Good News for Women in the Stimulus Package
So, what's in the package for women? "Expanding health for them, child care, unemployment insurance, direct help in higher food stamps and energy assistance," said Joan Entmacher, vice president for family economic stability at the National Women's Law Center, a nonprofit, nonpartisan advocacy group that has worked closely with the Obama transition team and key members of Congress. "It also protects a lot of jobs for women in education, early education and social work services."
"You don't get everything you ask for," said Entmacher, "[But] we're pleased with the funding specifically targeted to child care and Head Start and other investment for children with disabilities."
Other feminist leaders are also guardedly positive about the stimulus.
"We're pretty happy with what we're seeing so far," said Kim Gandy, president of the National Organization for Women, "But we're waiting to see details."
Asked whether the Obama administration was more friendly to feminist advocacy groups than the last administration, Gandy laughed and replied, "Are you kidding? The difference is like night and day."
And in more good news for women:
Obama Signs the Lilly Ledbetter Fair Pay Restoration Act
President Barack Obama is signing into law an equal-pay bill that is popular with labor and women's groups and is expected to make it easier for workers to sue for decades-old discrimination.
Obama was to sign the Lilly Ledbetter Fair Pay Act on Thursday during an East Room ceremony, a move that effectively ends a 2007 Supreme Court decision that said workers had only 180 days to file a pay-discrimination lawsuit. Obama and fellow Democrats campaigned hard against the court decision and promised to pass legislation that would give workers more time to sue their employers for past discrimination…
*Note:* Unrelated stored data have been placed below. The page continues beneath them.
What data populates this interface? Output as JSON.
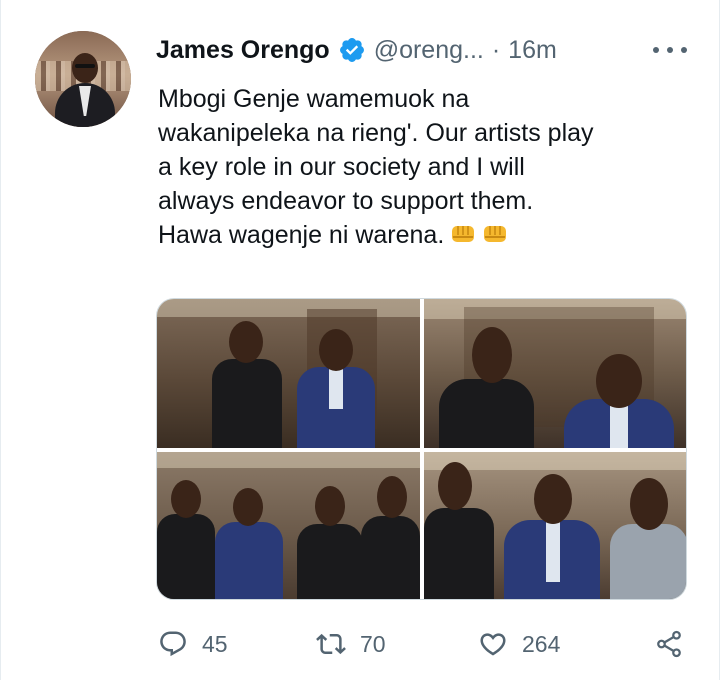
{
  "tweet": {
    "author_name": "James Orengo",
    "handle": "@oreng...",
    "separator": "·",
    "time": "16m",
    "text_lines": [
      "Mbogi Genje wamemuok na",
      "wakanipeleka na rieng'. Our artists play",
      "a key role in our society and I will",
      "always endeavor to support them.",
      "Hawa wagenje ni warena."
    ],
    "emoji": [
      "oncoming-fist",
      "oncoming-fist"
    ],
    "media_count": 4
  },
  "actions": {
    "reply_count": "45",
    "retweet_count": "70",
    "like_count": "264"
  },
  "icons": {
    "verified": "verified-badge-icon",
    "more": "more-options-icon",
    "reply": "reply-icon",
    "retweet": "retweet-icon",
    "like": "heart-icon",
    "share": "share-icon"
  },
  "colors": {
    "verified_blue": "#1d9bf0",
    "secondary_text": "#536471",
    "primary_text": "#0f1419",
    "fist_emoji": "#f5b82e"
  }
}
The law is named for a woman who said she didn't become aware of a pay discrepancy until she neared the end of her 19-year career at a Goodyear Tire & Rubber Co. plant in Gadsden Ala. She sued, but the Supreme Court in 2007 said she missed her chance…
“And I sign this bill for my daughters, and all those who will come after us, because I want them to grow up in a nation that values their contributions, where there are no limits to their dreams and they have opportunities their mothers and grandmothers never could have imagined.”